Кивнув Гийому, Колетт ушла. Тот быстрым шагом последовал за соседкой.
– А почему ушел папа?
– Он скоро вернется, моя принцесса. А я жду не дождусь, когда ты меня обнимешь и крепко поцелуешь!
Элизабет не заставила просить себя дважды. Обняла мать, поцеловала, потерлась щечкой о ее щеку. Обе упивались этими ласками, нежными поцелуями – совсем как дома, в Монтиньяке, где это было их утренним ритуалом. Касания пухленьких теплых детских рук привели Катрин в чувство. Лучше не думать о кончине этой милой старушки с ангельской улыбкой и о последствиях
ее ухода.– Элизабет, милая, сейчас я тебя причешу и одену, а потом мы прогуляемся по палубе. Полезно подышать морским воздухом, размять ноги и руки. Папочка занят, он придет к нам позже. Кажется, у меня осталось несколько печений с корицей. Я дам тебе одно и немножко воды запить.

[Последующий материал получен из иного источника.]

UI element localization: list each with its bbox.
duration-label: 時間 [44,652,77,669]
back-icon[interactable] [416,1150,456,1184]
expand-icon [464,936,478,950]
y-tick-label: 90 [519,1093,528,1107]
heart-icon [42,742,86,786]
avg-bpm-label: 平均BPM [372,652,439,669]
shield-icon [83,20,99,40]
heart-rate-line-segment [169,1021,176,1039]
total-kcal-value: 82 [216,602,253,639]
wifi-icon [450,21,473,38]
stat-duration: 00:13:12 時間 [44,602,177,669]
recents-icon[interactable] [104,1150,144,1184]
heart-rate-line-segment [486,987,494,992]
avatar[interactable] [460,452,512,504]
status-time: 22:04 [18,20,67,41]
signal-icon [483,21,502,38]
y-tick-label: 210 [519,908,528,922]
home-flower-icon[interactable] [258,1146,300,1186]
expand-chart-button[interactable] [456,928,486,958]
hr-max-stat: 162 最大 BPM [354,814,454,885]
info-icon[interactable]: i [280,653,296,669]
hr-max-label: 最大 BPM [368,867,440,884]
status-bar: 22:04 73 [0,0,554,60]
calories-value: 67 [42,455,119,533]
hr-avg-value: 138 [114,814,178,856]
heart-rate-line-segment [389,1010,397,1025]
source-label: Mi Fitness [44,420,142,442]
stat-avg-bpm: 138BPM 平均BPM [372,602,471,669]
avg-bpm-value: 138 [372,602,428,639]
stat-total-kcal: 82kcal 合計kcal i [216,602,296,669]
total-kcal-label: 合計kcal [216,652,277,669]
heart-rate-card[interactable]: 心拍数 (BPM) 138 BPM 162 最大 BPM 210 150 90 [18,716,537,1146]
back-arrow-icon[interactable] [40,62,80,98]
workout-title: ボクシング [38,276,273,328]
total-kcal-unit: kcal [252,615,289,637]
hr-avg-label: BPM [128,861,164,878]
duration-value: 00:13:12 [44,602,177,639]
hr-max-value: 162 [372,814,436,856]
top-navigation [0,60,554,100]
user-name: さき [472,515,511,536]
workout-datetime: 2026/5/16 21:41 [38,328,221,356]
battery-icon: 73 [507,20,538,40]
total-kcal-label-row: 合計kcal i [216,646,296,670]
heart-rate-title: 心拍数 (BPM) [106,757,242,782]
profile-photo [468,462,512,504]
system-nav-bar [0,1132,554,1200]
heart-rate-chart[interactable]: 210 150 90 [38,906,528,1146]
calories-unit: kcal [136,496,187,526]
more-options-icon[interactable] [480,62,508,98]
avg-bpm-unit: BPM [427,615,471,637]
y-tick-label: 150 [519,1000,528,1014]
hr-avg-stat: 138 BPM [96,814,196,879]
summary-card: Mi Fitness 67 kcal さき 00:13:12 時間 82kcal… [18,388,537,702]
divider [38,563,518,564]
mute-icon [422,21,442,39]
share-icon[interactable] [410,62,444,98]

– Мне больше хочется молока!
– Мы раздобудем тебе молока, обещаю. В столовой продается концентрированное, в банках. Там и купим.
Катрин наслаждалась каждым привычным жестом. Она расчесала шелковистые дочкины волосы, на концах естественным образом завивающиеся в крупные локоны, повязала их голубым платочком.

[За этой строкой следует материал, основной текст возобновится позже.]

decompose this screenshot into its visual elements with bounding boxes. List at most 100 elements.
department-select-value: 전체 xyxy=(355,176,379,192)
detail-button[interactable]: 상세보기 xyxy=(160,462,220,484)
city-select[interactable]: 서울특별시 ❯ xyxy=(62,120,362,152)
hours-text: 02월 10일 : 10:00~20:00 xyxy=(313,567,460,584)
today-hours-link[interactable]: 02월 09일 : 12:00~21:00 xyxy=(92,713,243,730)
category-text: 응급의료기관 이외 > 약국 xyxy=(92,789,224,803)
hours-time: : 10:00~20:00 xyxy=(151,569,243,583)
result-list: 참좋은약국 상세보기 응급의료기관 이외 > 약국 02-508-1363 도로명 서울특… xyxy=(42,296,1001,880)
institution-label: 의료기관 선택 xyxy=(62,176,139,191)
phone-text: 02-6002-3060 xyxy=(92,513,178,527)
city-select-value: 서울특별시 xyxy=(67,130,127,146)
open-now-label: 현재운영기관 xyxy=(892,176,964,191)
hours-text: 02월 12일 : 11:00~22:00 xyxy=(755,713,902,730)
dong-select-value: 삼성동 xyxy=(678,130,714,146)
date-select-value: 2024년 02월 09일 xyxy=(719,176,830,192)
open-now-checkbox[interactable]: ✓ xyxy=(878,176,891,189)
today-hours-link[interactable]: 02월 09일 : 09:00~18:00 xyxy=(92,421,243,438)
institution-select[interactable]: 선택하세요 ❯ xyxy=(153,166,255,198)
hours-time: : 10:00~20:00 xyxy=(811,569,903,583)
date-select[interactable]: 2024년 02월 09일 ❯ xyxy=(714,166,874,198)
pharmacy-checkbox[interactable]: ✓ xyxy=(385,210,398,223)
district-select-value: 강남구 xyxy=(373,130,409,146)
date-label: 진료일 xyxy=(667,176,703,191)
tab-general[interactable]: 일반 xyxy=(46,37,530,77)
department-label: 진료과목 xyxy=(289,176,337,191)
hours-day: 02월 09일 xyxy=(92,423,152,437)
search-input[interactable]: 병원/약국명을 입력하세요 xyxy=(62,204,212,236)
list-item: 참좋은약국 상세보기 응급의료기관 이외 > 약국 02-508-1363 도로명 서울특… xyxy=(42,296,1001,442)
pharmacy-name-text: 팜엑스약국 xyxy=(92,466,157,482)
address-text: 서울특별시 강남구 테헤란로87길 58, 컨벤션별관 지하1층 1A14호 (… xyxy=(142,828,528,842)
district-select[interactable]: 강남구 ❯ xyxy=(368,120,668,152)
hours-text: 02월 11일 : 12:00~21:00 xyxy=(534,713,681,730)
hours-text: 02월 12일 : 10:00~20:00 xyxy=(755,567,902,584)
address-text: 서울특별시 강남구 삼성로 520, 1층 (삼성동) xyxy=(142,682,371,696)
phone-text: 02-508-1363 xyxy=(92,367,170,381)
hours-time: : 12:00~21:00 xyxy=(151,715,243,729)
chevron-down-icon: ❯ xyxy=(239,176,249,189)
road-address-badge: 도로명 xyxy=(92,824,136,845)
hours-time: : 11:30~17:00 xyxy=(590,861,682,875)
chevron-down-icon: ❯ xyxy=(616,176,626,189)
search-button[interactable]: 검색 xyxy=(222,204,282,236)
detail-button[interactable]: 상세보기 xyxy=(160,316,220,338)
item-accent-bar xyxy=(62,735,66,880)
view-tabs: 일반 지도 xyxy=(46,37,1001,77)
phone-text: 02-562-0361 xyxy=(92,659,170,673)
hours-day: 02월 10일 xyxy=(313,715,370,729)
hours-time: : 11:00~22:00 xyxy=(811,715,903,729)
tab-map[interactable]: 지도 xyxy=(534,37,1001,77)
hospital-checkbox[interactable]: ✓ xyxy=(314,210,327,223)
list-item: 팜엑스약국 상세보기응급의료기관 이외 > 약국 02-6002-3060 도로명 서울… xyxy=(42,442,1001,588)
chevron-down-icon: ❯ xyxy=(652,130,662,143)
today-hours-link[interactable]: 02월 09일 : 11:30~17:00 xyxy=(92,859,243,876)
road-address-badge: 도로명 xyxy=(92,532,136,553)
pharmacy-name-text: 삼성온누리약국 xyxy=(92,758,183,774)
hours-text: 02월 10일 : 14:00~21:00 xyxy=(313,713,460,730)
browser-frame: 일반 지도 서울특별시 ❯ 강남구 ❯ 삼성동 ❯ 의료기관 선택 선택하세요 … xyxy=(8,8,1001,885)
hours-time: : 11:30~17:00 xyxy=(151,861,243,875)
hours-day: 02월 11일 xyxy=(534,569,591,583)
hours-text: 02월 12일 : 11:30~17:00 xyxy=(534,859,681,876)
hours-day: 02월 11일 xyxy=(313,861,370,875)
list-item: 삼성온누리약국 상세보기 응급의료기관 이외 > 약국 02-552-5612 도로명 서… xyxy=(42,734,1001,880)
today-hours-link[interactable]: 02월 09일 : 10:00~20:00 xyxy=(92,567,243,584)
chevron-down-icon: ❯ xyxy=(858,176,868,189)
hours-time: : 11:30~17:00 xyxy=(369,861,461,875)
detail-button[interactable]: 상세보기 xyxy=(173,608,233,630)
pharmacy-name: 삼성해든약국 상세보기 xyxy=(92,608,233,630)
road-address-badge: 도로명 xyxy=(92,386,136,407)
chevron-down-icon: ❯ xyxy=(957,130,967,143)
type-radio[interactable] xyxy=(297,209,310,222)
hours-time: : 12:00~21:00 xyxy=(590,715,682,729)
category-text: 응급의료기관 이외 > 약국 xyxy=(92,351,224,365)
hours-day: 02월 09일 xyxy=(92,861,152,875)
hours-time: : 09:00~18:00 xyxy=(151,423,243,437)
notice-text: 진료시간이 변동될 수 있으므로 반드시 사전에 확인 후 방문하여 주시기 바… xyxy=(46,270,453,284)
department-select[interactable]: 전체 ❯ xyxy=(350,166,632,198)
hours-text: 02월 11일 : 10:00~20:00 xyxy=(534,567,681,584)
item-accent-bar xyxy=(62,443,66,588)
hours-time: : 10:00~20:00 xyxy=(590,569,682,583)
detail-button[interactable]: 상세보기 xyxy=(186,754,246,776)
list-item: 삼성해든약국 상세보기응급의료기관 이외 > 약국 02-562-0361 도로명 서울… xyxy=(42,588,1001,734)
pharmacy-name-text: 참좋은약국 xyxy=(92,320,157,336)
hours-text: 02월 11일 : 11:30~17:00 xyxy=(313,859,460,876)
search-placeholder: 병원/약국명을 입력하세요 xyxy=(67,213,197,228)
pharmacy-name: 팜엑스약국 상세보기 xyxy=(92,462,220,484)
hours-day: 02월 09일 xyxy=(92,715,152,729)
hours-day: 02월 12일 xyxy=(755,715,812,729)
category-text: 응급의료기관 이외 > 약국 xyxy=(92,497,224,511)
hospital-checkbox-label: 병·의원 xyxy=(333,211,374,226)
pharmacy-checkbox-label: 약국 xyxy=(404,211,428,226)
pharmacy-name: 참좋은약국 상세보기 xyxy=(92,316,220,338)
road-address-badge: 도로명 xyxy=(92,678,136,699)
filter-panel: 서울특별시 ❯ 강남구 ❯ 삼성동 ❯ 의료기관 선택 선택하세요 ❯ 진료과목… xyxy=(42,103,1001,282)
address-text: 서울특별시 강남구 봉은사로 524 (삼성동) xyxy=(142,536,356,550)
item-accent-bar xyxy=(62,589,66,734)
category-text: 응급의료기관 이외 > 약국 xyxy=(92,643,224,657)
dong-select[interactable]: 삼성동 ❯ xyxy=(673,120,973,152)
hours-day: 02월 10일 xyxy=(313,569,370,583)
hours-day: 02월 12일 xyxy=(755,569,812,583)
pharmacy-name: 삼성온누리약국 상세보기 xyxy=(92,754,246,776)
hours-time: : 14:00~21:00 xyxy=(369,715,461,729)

– На улице очень ветрено, и если пойти с распущенными волосами, они будут постоянно попадать в глаза, – смеясь, пояснила она Элизабет. – Обязательно надень шерстяное пальтишко и захвати с собой куклу. Ты спрятала ее под подушку, маленькая шалунья?

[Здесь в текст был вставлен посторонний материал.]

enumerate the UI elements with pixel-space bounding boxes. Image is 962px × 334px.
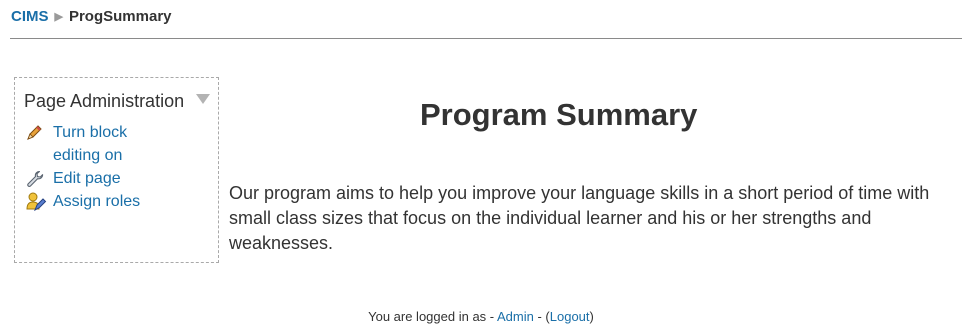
logout-link[interactable]: Logout: [550, 309, 590, 324]
login-info: You are logged in as - Admin - (Logout): [0, 309, 962, 324]
header-divider: [10, 38, 962, 39]
breadcrumb: CIMS ▶ ProgSummary: [11, 8, 172, 25]
menu-item-turn-editing[interactable]: Turn block editing on: [25, 121, 218, 167]
turn-editing-link[interactable]: Turn block editing on: [53, 121, 173, 167]
login-middle: - (: [533, 309, 550, 324]
block-title: Page Administration: [24, 91, 185, 111]
page-administration-block: Page Administration Turn block editing o…: [14, 77, 219, 263]
user-profile-link[interactable]: Admin: [497, 309, 534, 324]
menu-item-edit-page[interactable]: Edit page: [25, 167, 218, 190]
collapse-triangle-icon[interactable]: [196, 94, 210, 104]
login-prefix: You are logged in as -: [368, 309, 498, 324]
assign-roles-link[interactable]: Assign roles: [53, 190, 173, 213]
login-suffix: ): [589, 309, 594, 324]
breadcrumb-separator-icon: ▶: [54, 11, 63, 23]
block-header: Page Administration: [15, 78, 218, 113]
page-description: Our program aims to help you improve you…: [229, 183, 930, 253]
breadcrumb-current: ProgSummary: [68, 8, 172, 25]
pencil-icon: [25, 121, 53, 144]
block-menu: Turn block editing on Edit page Assign r…: [15, 121, 218, 213]
roles-icon: [25, 190, 53, 213]
edit-page-link[interactable]: Edit page: [53, 167, 173, 190]
wrench-icon: [25, 167, 53, 190]
page-title: Program Summary: [420, 97, 698, 132]
menu-item-assign-roles[interactable]: Assign roles: [25, 190, 218, 213]
breadcrumb-home-link[interactable]: CIMS: [11, 8, 49, 25]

Элизабет крепко полюбила игрушку, с любовью сделанную материнскими искусными руками, – так же, как и оловянного солдатика, подарок Жюстена. Катрин пожертвовала тремя большими носовыми платками из льна, принадлежавшими мужу, которые нашлись у нее в саквояже, и сумела, благодаря искусному покрою, придать кукле необходимую форму. Мордашку она оформила посредством вышивки цветными нитками – и глаза, и рот. Для косичек срезала немного бахромы с собственной шали.
– Ты уже придумала имя своей кукле? – спросила молодая мать.
– Нет пока, – с мечтательным видом отвечала девочка. – Может, назвать ее Кати, в твою честь? Папа всегда так ласково говорит это слово – Кати…
– Почему бы и нет? – сказала Катрин.
Через пару минут они уже поднимались по бесконечному трапу, крутому и с очень скользкими ступеньками. Водяные брызги долетали до твиндека, где уже было очень мокро, и всем, кто шел по трапу вверх или вниз, приходилось крепко держаться за поручни.
Катрин вынуждена была ненадолго остановиться, прижав руку к животу. Малыш активно шевелился, и для нее это было облегчением: накануне он не напоминал о себе.
– Мамочка, тебе плохо? – спросила Элизабет.
– Нет, моя принцесса, нет. Я в порядке. Давай поторопимся!
По ярко-голубому небу плыли белоснежные облака. Волны, высокие и мощные, обтекали величественный черный корпус «Шампани». Катрин невольно залюбовалась бирюзовым цветом воды.
– Не устаю смотреть на море, – со вздохом произнесла она. – Разве бывает что-нибудь прекраснее?
Она подставила свое очаровательное лицо океанскому ветру, заправила за ухо танцующие у лица светлые прядки.
– Папа говорил, мы увидим китов, – сказала Элизабет. – Но пока они что-то не приплывают.
– Подождем еще немного, милая!
Молодая женщина повернулась на звук голосов. В десяти метрах от них собралось небольшое общество. На некотором отдалении от основной группы стоял, активно жестикулируя, матрос в форменной темно-синей блузе и фуражке. За спинами людей Катрин только теперь разглядела рыжевато-коричневую меховую громадину.